Over twenty years ago, Maria Reha began her humanitarian aid work at home in Afghanistan. Her first role was serving Afghanistan’s internally displaced peoples with the United Nations’ World Food Programme. She then became a Gender Advisor with Oxfam, successfully establishing major initiatives to support vulnerable people in the most remote areas in Afghanistan. For example, she was part of a team that brought water access to 60 villages, changing the way of life for the women who had been forced to climb mountains, risking their lives and their children’s lives, to haul water for their community. She then moved into public education and her work spanned a wide range, from elevating female voices in media to empowering women to vote. Over the years, she collaborated with many international organizations and provided her expertise to crucial projects addressing gender-based violence, policing, employment, education, and women’s health.
Maria says she was brought to this work through internal conviction and her awareness of the ongoing violence against women, barriers to female education, and women’s absence from political and economic leadership. Her work with GGP is a continuation of her humanitarian career; as a Client Care Facilitator, she assists our most vulnerable clients. Maria has been a crucial member of our team as we support Afghan arrivals.

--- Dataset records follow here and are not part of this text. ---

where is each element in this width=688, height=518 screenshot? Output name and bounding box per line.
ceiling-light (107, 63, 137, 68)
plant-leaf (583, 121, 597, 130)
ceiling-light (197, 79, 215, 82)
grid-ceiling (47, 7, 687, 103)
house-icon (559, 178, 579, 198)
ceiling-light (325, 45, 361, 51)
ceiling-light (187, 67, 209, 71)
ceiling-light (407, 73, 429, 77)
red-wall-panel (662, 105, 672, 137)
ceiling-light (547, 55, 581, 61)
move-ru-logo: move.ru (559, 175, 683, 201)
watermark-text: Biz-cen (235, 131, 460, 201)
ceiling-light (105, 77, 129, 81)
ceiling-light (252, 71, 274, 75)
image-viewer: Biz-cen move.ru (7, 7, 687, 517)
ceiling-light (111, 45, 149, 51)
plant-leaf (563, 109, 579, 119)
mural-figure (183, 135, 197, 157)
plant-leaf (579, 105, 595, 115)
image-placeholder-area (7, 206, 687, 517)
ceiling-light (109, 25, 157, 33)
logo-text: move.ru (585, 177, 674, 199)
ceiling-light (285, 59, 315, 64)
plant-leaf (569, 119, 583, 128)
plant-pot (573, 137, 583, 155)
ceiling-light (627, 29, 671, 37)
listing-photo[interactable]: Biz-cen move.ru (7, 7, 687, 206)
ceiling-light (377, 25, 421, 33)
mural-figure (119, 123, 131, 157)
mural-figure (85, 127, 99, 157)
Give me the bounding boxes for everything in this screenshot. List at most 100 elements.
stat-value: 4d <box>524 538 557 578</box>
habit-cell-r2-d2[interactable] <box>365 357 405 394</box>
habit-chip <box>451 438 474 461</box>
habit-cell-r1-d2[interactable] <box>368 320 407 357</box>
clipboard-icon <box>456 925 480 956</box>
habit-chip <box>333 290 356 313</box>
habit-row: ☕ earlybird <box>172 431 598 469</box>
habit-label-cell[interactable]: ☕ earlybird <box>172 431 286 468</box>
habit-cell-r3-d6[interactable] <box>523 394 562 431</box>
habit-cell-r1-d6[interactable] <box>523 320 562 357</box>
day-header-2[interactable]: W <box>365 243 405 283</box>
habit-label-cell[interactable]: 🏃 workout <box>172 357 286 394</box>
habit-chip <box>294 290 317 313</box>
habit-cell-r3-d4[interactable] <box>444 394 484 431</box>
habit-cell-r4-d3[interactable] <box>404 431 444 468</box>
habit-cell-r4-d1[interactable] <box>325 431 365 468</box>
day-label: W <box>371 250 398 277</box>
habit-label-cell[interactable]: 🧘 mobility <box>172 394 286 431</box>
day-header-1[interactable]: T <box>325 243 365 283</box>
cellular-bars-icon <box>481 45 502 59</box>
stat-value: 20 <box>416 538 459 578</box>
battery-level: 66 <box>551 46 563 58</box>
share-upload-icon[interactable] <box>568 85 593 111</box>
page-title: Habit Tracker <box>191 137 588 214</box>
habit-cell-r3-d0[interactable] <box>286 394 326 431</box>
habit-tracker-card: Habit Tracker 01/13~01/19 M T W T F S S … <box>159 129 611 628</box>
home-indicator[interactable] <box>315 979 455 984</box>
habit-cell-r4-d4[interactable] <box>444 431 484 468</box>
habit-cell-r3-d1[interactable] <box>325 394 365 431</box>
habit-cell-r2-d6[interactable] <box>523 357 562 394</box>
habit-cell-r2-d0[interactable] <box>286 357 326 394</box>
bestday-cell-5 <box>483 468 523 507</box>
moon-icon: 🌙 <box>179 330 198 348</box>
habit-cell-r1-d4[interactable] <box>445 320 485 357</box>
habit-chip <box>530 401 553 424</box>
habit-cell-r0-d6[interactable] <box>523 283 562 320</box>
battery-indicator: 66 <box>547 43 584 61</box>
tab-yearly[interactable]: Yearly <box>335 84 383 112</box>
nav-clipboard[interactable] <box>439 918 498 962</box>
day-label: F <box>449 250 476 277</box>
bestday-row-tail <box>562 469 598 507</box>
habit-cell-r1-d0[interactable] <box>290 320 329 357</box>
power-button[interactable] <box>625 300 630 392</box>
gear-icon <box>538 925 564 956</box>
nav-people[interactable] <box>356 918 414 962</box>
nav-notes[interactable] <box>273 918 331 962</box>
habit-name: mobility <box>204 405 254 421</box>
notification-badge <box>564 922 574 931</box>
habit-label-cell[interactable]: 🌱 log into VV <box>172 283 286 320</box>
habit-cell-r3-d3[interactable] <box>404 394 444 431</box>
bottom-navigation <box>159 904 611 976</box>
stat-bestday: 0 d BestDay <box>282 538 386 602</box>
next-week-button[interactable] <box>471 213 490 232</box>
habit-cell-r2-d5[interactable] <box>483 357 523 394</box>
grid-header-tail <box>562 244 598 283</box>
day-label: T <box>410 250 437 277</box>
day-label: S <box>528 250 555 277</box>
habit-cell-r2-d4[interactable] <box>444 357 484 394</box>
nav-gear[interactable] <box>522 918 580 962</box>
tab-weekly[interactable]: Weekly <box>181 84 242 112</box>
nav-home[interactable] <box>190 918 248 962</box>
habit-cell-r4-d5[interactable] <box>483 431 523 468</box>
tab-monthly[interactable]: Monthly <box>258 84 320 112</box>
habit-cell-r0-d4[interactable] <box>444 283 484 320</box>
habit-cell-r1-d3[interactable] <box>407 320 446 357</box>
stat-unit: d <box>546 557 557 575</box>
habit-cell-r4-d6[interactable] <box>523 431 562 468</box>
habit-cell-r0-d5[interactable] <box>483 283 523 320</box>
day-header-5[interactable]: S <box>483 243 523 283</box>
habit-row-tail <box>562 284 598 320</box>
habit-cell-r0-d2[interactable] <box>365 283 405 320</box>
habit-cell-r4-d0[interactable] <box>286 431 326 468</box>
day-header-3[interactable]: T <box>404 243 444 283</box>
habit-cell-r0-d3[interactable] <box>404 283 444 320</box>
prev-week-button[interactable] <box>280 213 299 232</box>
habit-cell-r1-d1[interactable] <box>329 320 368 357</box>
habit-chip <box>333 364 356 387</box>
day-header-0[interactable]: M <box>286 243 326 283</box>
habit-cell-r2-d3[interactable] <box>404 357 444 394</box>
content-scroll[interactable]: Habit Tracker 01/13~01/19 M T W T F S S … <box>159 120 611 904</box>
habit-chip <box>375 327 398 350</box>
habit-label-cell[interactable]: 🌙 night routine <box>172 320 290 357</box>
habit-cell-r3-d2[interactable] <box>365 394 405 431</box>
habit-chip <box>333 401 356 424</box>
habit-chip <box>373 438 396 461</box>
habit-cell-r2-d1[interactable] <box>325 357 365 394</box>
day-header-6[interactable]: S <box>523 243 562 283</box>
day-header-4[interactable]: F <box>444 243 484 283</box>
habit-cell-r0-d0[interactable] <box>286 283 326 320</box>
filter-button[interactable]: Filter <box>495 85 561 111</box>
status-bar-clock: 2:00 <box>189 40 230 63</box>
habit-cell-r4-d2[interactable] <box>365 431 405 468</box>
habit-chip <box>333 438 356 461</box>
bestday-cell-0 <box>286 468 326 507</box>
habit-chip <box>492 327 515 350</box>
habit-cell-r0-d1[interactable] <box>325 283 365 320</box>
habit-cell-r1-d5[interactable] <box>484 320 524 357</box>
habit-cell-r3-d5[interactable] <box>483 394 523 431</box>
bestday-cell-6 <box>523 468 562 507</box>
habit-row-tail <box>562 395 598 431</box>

Her primary piece of advice for Canadians as we continue to seek gender equality is to “ensure that human rights are not symbolic; otherwise it will [be harmful] and the actual meaning of human rights will lose its trust among public.”
Sepideh Oveysifar began her career as a Social Worker in Iran. “I worked with neglected, abused, and vulnerable girls and women for about 10 years. My main work was helping them to be empowered,” Sepideh said. “I helped girls and women to be empowered by believing in their abilities, accepting and respecting themselves as human and then as women, learning new skills, and ultimately learning how to stand on their own feet.”
As a Client Care Facilitator at GGP, Sepideh has continued to empower her clients. “At GGP, we work with families and women. I help them to believe in themselves and their abilities as women. Helping them in settling in Saskatoon by encouraging them to learn basic or new skills, go to English classes, find a job, and to know their rights as newcomers and women.”
This year, Iranian activists fought to ensure that their government’s treatment of its citizens, particularly women, returned to the international conversation. “In my home country, Iran, women are brave and have been trying to take their basic human rights for many years. They have a lot of struggles with medieval rules and regulations,” Sepideh said. Just off the top of her head, she lists a dozen discriminatory laws, from women being banned from going abroad without their husband’s or father’s permission to the wide range of laws that limit how women dress and act in public. She is proud that Iranians have continued to push back against these laws and her hope for the future is simple: “A better future for all women all around the world, especially Iranian women.”